Hypothermia Alleviates Reductive Stress, a Root Cause of Ischemia Reperfusion Injury

Abstract

Ischemia reperfusion injury is common in transplantation. Previous studies have shown that cooling can protect against hypoxic injury. To date, the protective effects of hypothermia have been largely associated with metabolic suppression. Since kidney transplantation is one of the most common organ transplant surgeries, we used human-derived renal proximal tubular cells (HKC8 cell line) as a model of normal renal cells. We performed a temperature titration curve from 37 °C to 22 °C and evaluated cellular respiration and molecular mechanisms that can counteract the build-up of reducing equivalents in hypoxic conditions. We show that the protective effects of hypothermia are likely to stem both from metabolic suppression (inhibitory component) and augmentation of stress tolerance (activating component), with the highest overlap between activating and suppressing mechanisms emerging in the window of mild hypothermia (32 °C). Hypothermia decreased hypoxia-induced rise in the extracellular lactate:pyruvate ratio, increased ATP/ADP ratio and mitochondrial content, normalized lipid content, and improved the recovery of respiration after anoxia. Importantly, it was observed that in contrast to mild hypothermia, moderate and deep hypothermia interfere with HIF1 (hypoxia inducible factor 1)-dependent HRE (hypoxia response element) induction in hypoxia. This work also demonstrates that hypothermia alleviates reductive stress, a conceptually novel and largely overlooked phenomenon at the root of ischemia reperfusion injury.

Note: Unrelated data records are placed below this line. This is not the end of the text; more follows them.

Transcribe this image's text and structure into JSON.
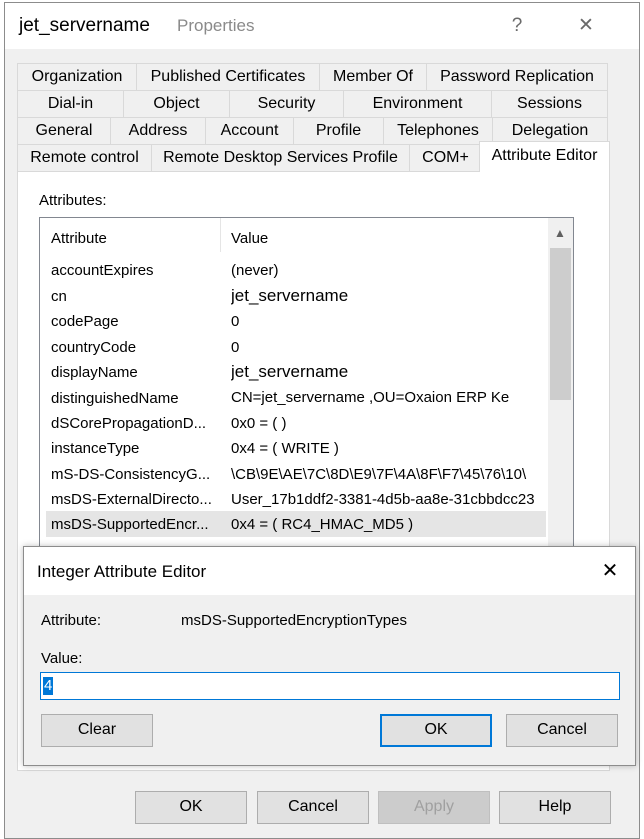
{
  "window": {
    "title": "jet_servername",
    "title_suffix": "Properties",
    "help_btn": "?",
    "close_btn": "✕"
  },
  "tabs": {
    "row1": [
      "Organization",
      "Published Certificates",
      "Member Of",
      "Password Replication"
    ],
    "row2": [
      "Dial-in",
      "Object",
      "Security",
      "Environment",
      "Sessions"
    ],
    "row3": [
      "General",
      "Address",
      "Account",
      "Profile",
      "Telephones",
      "Delegation"
    ],
    "row4": [
      "Remote control",
      "Remote Desktop Services Profile",
      "COM+",
      "Attribute Editor"
    ]
  },
  "attributes_label": "Attributes:",
  "list": {
    "col_attribute": "Attribute",
    "col_value": "Value",
    "rows": [
      {
        "name": "accountExpires",
        "value": "(never)"
      },
      {
        "name": "cn",
        "value": "jet_servername"
      },
      {
        "name": "codePage",
        "value": "0"
      },
      {
        "name": "countryCode",
        "value": "0"
      },
      {
        "name": "displayName",
        "value": "jet_servername"
      },
      {
        "name": "distinguishedName",
        "value": "CN=jet_servername ,OU=Oxaion ERP Ke"
      },
      {
        "name": "dSCorePropagationD...",
        "value": "0x0 = (  )"
      },
      {
        "name": "instanceType",
        "value": "0x4 = ( WRITE )"
      },
      {
        "name": "mS-DS-ConsistencyG...",
        "value": "\\CB\\9E\\AE\\7C\\8D\\E9\\7F\\4A\\8F\\F7\\45\\76\\10\\"
      },
      {
        "name": "msDS-ExternalDirecto...",
        "value": "User_17b1ddf2-3381-4d5b-aa8e-31cbbdcc23"
      },
      {
        "name": "msDS-SupportedEncr...",
        "value": "0x4 = ( RC4_HMAC_MD5 )"
      }
    ]
  },
  "buttons": {
    "ok": "OK",
    "cancel": "Cancel",
    "apply": "Apply",
    "help": "Help"
  },
  "dialog": {
    "title": "Integer Attribute Editor",
    "close": "✕",
    "attribute_label": "Attribute:",
    "attribute_value": "msDS-SupportedEncryptionTypes",
    "value_label": "Value:",
    "value_input": "4",
    "clear": "Clear",
    "ok": "OK",
    "cancel": "Cancel"
  },
  "colors": {
    "accent": "#0078d7",
    "window_bg": "#f0f0f0",
    "selected_row": "#e5e5e5"
  }
}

Keywords: cellular respiration; hypothermia; hypoxia; ischemia reperfusion injury; organ transplant; reductive stress.

Figure 1

Cirbp (A) and Rbm3 (B) gene expressions at various temperatures and oxygen concentrations. Asterisks refer to a statistically significant difference with respect to 37 °C control unless indicated otherwise. Numbers in bars indicate sample size. Values are expressed as mean ± SEM. Statistical analysis was performed with One-way ANOVA with post-hoc Tukey HSD Test. *, p < 0.05; **, p < 0.01; ***, p < 0.001; ****, p < 0.0001.

Figure 2

Ratio of ATP to ADP (A), ratio of extracellular lactate to pyruvate (B), extracellular lactate levels (C), and gene expression of LDH-A (D,E) and PDK1 (F,G) at various temperatures and oxygen concentrations. Treatments were performed for 4 or 24 h. Results are normalized relative to 37 °C group (A–C). Asterisks refer to a statistically significant difference with respect to 37 °C control unless indicated otherwise. Numbers in bars indicate sample size. Values are expressed as mean ± SEM. Statistical analysis was performed with One-way ANOVA with post-hoc Tukey HSD Test. *, p < 0.05; **, p < 0.01; ***, p < 0.001; ****, p < 0.0001.

Figure 3

Ratio of mitochondrial DNA to nuclear DNA at various temperatures and oxygen concentrations at 24 h time point (A). EtBr (50 ng/mL, 48 h) was used as a positive control to reduce mitochondrial DNA (B). BNIP3 gene expression at various temperatures and oxygen concentrations (C,D). Treatments were performed for 4 or 24 h. Effect of acute hypothermia on respiration in normoxia (E). Effect of acute hypothermia on CO₂ flux in anoxia (F). Effect of acute hypothermia on the recovery of respiration after anoxia (G). Experiment design (H). Asterisks refer to a statistically significant difference with respect to 37 °C control unless indicated otherwise. Numbers in bars indicate sample size. Values are expressed as mean ± SEM. Statistical analysis was performed with One-way ANOVA with post-hoc Tukey HSD Test or unpaired t test with Welch correction (B). *, p < 0.05; **, p < 0.01; ***, p < 0.001; ****, p < 0.0001.

Figure 4

Transcriptional activity of HRE luciferase reporter at various temperatures and oxygen concentrations (A,B). Treatments were performed for 4 and 24 h. Results are normalized relative to 37 °C group. Asterisks refer to a statistically significant difference with respect to 37 °C control unless indicated otherwise. Numbers in bars indicate sample size. Values are expressed as mean ± SEM. Statistical analysis was performed with One-way ANOVA with post-hoc Tukey HSD Test. *, p < 0.05; **, p < 0.01; ***, p < 0.001; ****, p < 0.0001.

Figure 5

Lipid content (A) and PPARG gene expression (B) under mild hypothermia (32 °C) and 1% O₂. Treatments were performed for 4 or 24 h. Scale bar = 100 μm. Asterisks refer to a statistically significant difference with respect to corresponding genotype at 37°C unless indicated otherwise. Numbers in bars indicate sample size. Values are expressed as mean ± SEM. Statistical analysis was performed with unpaired t test with Welch correction (A) or One-way ANOVA with post-hoc Tukey HSD Test (B). *, p < 0.05; **, p < 0.01.